The SHA-256 crypt format (and other similar formats) use _optional_
parameters. When the parameters are not specified, then a default value
must be used; that default will either be hardcoded (FreeBSD uses 5000
as default value), or configured through a system file (Solaris'
crypt.conf). In my opinion, a configurable default can only lead to
trouble: if you have an existing hash string that was computed with the
default number of rounds, but without recording that value in the
string, and the default is changed in the system configuration file,
then the string is broken.

Conceptually, a function could specify a hardcoded (non-configurable)
default value for each parameter, and use that value if the parameter is
omitted from the string.
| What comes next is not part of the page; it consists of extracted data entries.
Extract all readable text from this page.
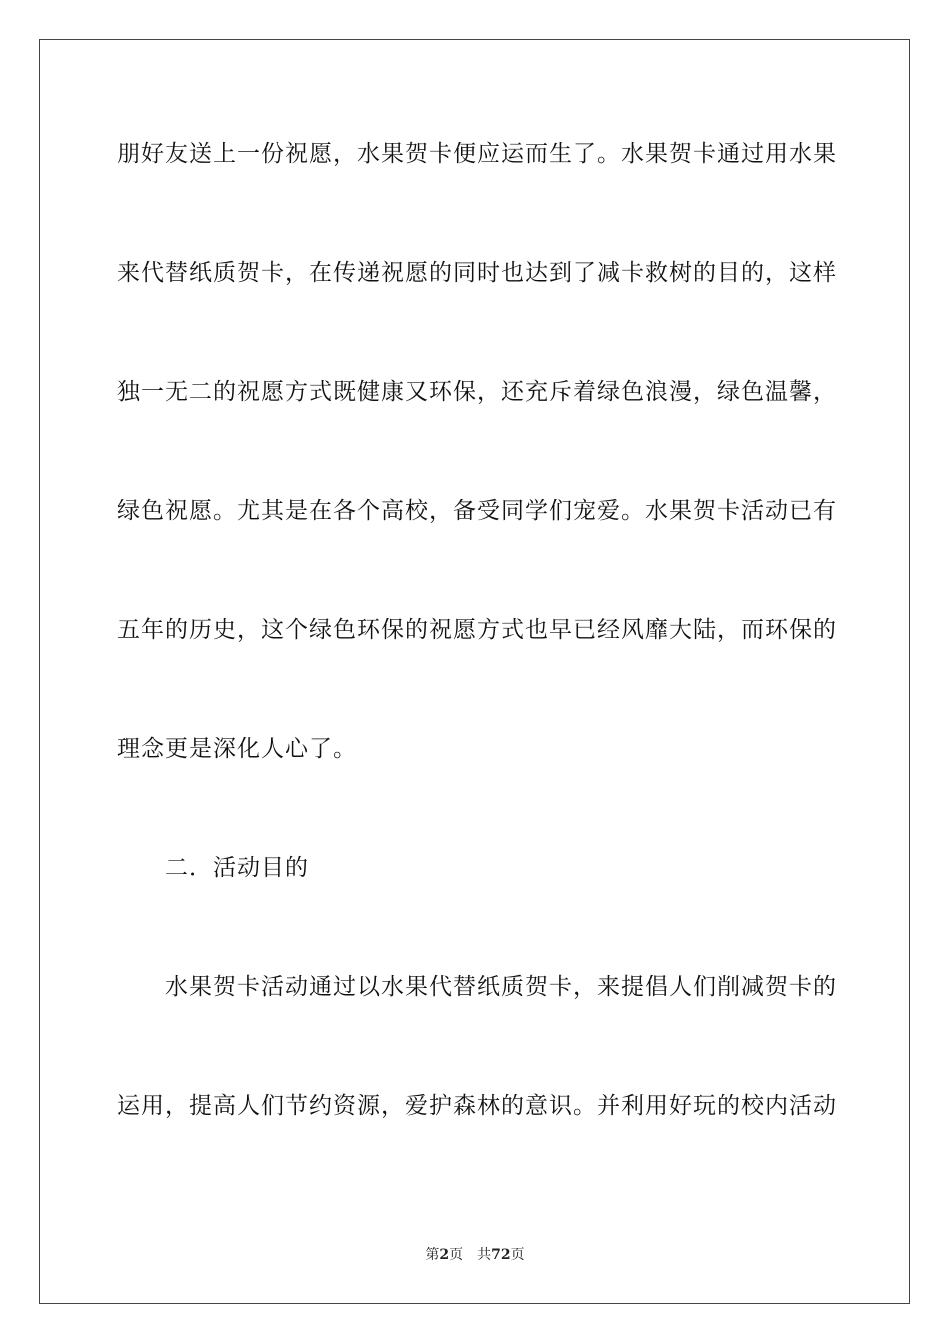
朋好友送上一份祝愿，水果贺卡便应运而生了。水果贺卡通过用水果
来代替纸质贺卡，在传递祝愿的同时也达到了减卡救树的目的，这样
独一无二的祝愿方式既健康又环保，还充斥着绿色浪漫，绿色温馨，
绿色祝愿。尤其是在各个高校，备受同学们宠爱。水果贺卡活动已有
五年的历史，这个绿色环保的祝愿方式也早已经风靡大陆，而环保的
理念更是深化人心了。
二．活动目的
水果贺卡活动通过以水果代替纸质贺卡，来提倡人们削减贺卡的
运用，提高人们节约资源，爱护森林的意识。并利用好玩的校内活动
第2页 共72页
This may make strings shorter; however, this has
two drawbacks:

   -- Omitting the parameter decreases readability, because the human
   reader must then know the default values instead of simply reading
   them.

   -- If we want a deterministic output, then the encoder must
   systematically omit the value when it matches the default, which
   makes that code slightly more complex.

For these reasons, I declare that parameters are non-optional.

A system-wide configuration may still exist, that provides default
values for parameters then the salt is generated -- application code
does not have to manually provide such values. But once the salt has
been generated, the parameters are always encoded with the salt string.


The hash output size for password verification should be fixed
(otherwise, if people have to choose that length, it is unavoidable that
some will do something stupid). While collisions are not a concern, it
would probably be a good marketing move to use an output size which is
"naturally" immune to collisions, i.e. 256 bits. This is what SHA-256
outputs, and is larger than the 192 bits of bcrypt. A 32-byte output is
not too huge with regards to the rest of the string, and also with
regards to existing hash strings that rely on SHA-256 crypt or, even
more so, SHA-512 crypt. While a 128-bit output would save some resources
and make more sense (cryptographically speaking), a 256-bit output
should ensure wider acceptance by the user base.


I limit the salt length for Argon2 to a maximum of 48 bytes (64
characters after B64 encoding) so as to help decoders (stack buffers
again...). Argon2 can process much longer salts, but that does not make
a lot of sense for password verification, where a 16-byte salt (say, an
encoded UUID) is already fine.


I am not using standard Base64 (RFC 4648) for encoding of binary
strings, but the "traditional" variant which is already used in some
existing hash strings, for the following reasons:

 -- Using the standard Base64 makes sense if it allows reusing existing
 facilities. However, these existing functions may implement Base64 for
 PEM or MIME, and thus add extra line breaks or reject input lines that
 are longer than 64 or 76 characters.

 -- Similarly, "normal" Base64 implementations may add padding
 characters (one or two '=' signs) that we do not want in our strings,
 notably because we would like to unambiguously detect the presence of
 parameters by the mere presence of an '=' sign in the string.

 -- Reusing the Base64 variant which is already used in some hash
 string formats should allow a bit of code reuse.